With the help of our very informative server, we decided on the house Chinese herbal broth, with sliced ginger, goji berries, dates and whole cloves of garlic as well as the spicy lemongrass with orange and jalapeno slices. Broths for basting run $4.95, and it’s only an extra buck for the duo.

Parties of two are encouraged to order two or three proteins, one or two vegetables and one or two rice or noodle options to start. Even though we were very hungry, our server noted that it was best to start with these and add additional selections as needed.

Several beef items are available, angus NY ($7.98), organic grass-fed ($8.98) and even beef tongue ($6.68), but I wanted some of the best and went with the Wagyu beef, ($13.98) — literally “Japanese cow.” The beef is frozen before being carved to give very thin slices and curls when cut and is served in the same loopy curls.

Although there are many seafood offerings, such as squid ($6.98), razor clams ($6.68), scallops ($8.68) and blue crab ($8.98), we played it safe and ordered the sweet shrimp ($5.98). And I couldn’t pass on the Kurobuta pork belly ($5.98).

For our vegetables, we played it safe once again; skipping such exotic items as Chrysanthemum leaves ($3.98), Korean pumpkin ($3.98) and taro ($2.68), which Johnny Chu himself described much like a sweet potato when he stopped by to answer some questions. Instead, we chose the broccoli ($3.98) and baby bok choy ($3.98).

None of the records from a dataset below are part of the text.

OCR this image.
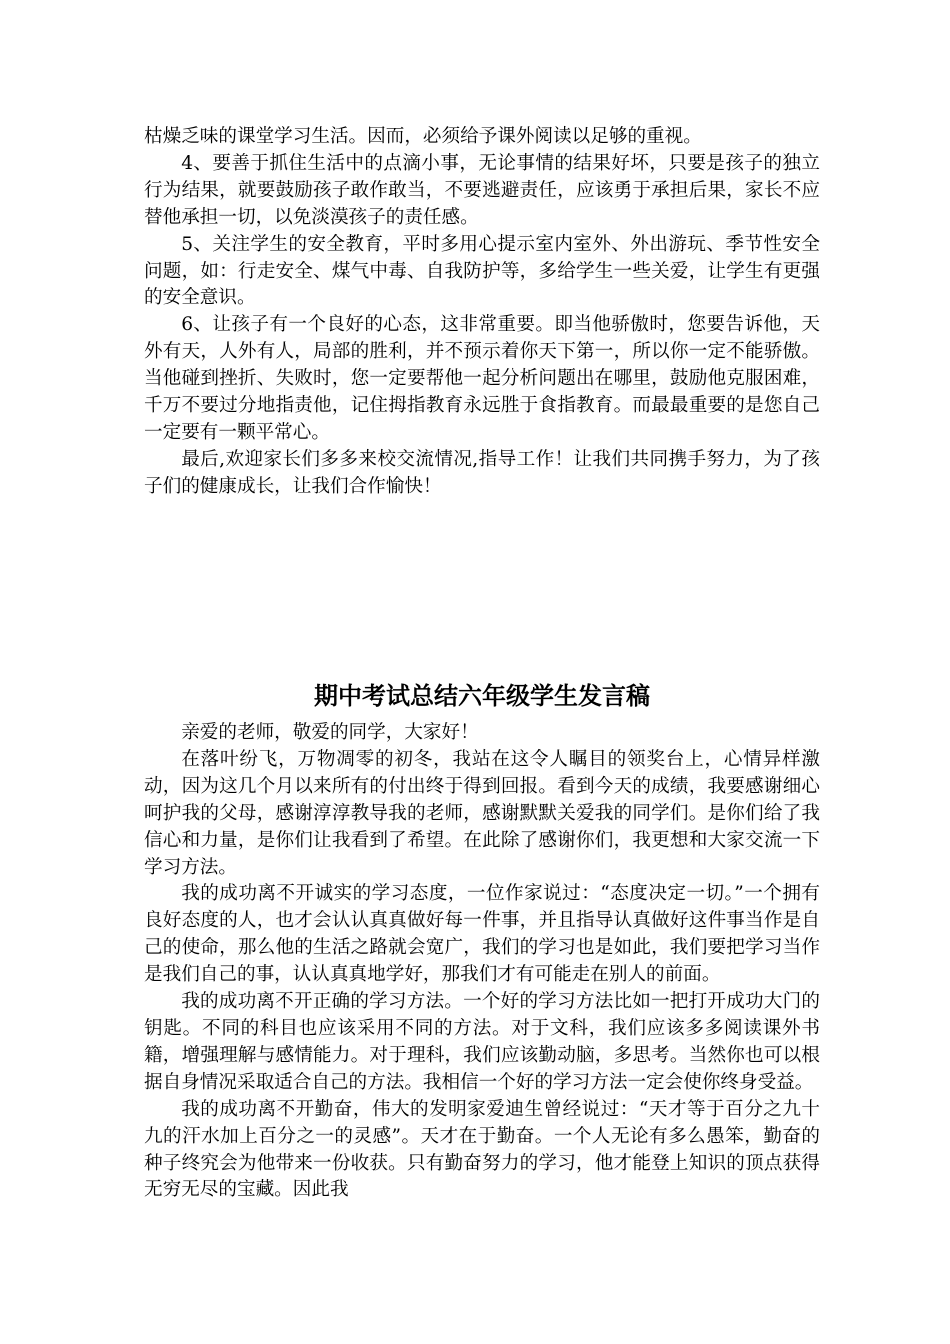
枯燥乏味的课堂学习生活。因而，必须给予课外阅读以足够的重视。

4、要善于抓住生活中的点滴小事，无论事情的结果好坏，只要是孩子的独立行为结果，就要鼓励孩子敢作敢当，不要逃避责任，应该勇于承担后果，家长不应替他承担一切，以免淡漠孩子的责任感。

5、关注学生的安全教育，平时多用心提示室内室外、外出游玩、季节性安全问题，如：行走安全、煤气中毒、自我防护等，多给学生一些关爱，让学生有更强的安全意识。

6、让孩子有一个良好的心态，这非常重要。即当他骄傲时，您要告诉他，天外有天，人外有人，局部的胜利，并不预示着你天下第一，所以你一定不能骄傲。当他碰到挫折、失败时，您一定要帮他一起分析问题出在哪里，鼓励他克服困难，千万不要过分地指责他，记住拇指教育永远胜于食指教育。而最最重要的是您自己一定要有一颗平常心。

最后,欢迎家长们多多来校交流情况,指导工作！让我们共同携手努力，为了孩子们的健康成长，让我们合作愉快！

期中考试总结六年级学生发言稿

亲爱的老师，敬爱的同学，大家好！

在落叶纷飞，万物凋零的初冬，我站在这令人瞩目的领奖台上，心情异样激动，因为这几个月以来所有的付出终于得到回报。看到今天的成绩，我要感谢细心呵护我的父母，感谢淳淳教导我的老师，感谢默默关爱我的同学们。是你们给了我信心和力量，是你们让我看到了希望。在此除了感谢你们，我更想和大家交流一下学习方法。

我的成功离不开诚实的学习态度，一位作家说过：“态度决定一切。”一个拥有良好态度的人，也才会认认真真做好每一件事，并且指导认真做好这件事当作是自己的使命，那么他的生活之路就会宽广，我们的学习也是如此，我们要把学习当作是我们自己的事，认认真真地学好，那我们才有可能走在别人的前面。

我的成功离不开正确的学习方法。一个好的学习方法比如一把打开成功大门的钥匙。不同的科目也应该采用不同的方法。对于文科，我们应该多多阅读课外书籍，增强理解与感情能力。对于理科，我们应该勤动脑，多思考。当然你也可以根据自身情况采取适合自己的方法。我相信一个好的学习方法一定会使你终身受益。

我的成功离不开勤奋，伟大的发明家爱迪生曾经说过：“天才等于百分之九十九的汗水加上百分之一的灵感”。天才在于勤奋。一个人无论有多么愚笨，勤奋的种子终究会为他带来一份收获。只有勤奋努力的学习，他才能登上知识的顶点获得无穷无尽的宝藏。因此我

Yin and Yang broth in a divided pot. Photo by Mark Sterling-Ogle.

Jasmine rice ($1.98), udon noodles ($3.68) and a variety of other noodles ($2.68-$3.98) are listed, and yet we went with the straightforward rice noodle ($2.98). Traditionally, the noodle or rice is added to the remaining broth — cooking all the selections enhances the essence of the already flavorful — to be enjoyed as a soup to top off the meal.

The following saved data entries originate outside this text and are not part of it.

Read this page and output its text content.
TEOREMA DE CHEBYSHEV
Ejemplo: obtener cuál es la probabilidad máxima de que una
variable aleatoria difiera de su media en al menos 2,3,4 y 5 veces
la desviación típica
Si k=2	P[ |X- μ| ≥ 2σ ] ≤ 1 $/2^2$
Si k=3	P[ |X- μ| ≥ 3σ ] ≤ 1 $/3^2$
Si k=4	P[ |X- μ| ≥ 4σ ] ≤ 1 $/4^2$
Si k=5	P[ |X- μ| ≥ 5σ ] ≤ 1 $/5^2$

After ordering, the broth-filled hot pot is delivered and the induction plate is switched on, boiling away, releasing wonderful aromas and whetting the palate in no time. A cart with your selections and cooking ingredients follows close behind and delivered to the tabletop. We were informed that the broccoli and bok choy would take longest to cook and should go in first, followed by the shrimp, which would take about two minutes. The thinly sliced beef and pork belly take mere seconds, dipped into the simmering pot with provided tongs or chopsticks. Then, you simply “swish, swish” or in Japanese “shabu, shabu” and you are ready to go. Soy and a sesame dipping sauces with a hint of nuttiness are provided as well.

I was glad I followed the lead of our server and didn’t over order, we were filled to the gills by the time all was said and done. But the tiny cream cheese-filled sweet wontons ($5), fried golden brown and surrounded by a raspberry puree, were perhaps the best suggestion of our visit. They provided just enough bite sized, crunchy sweetness to finish an already perfect meal.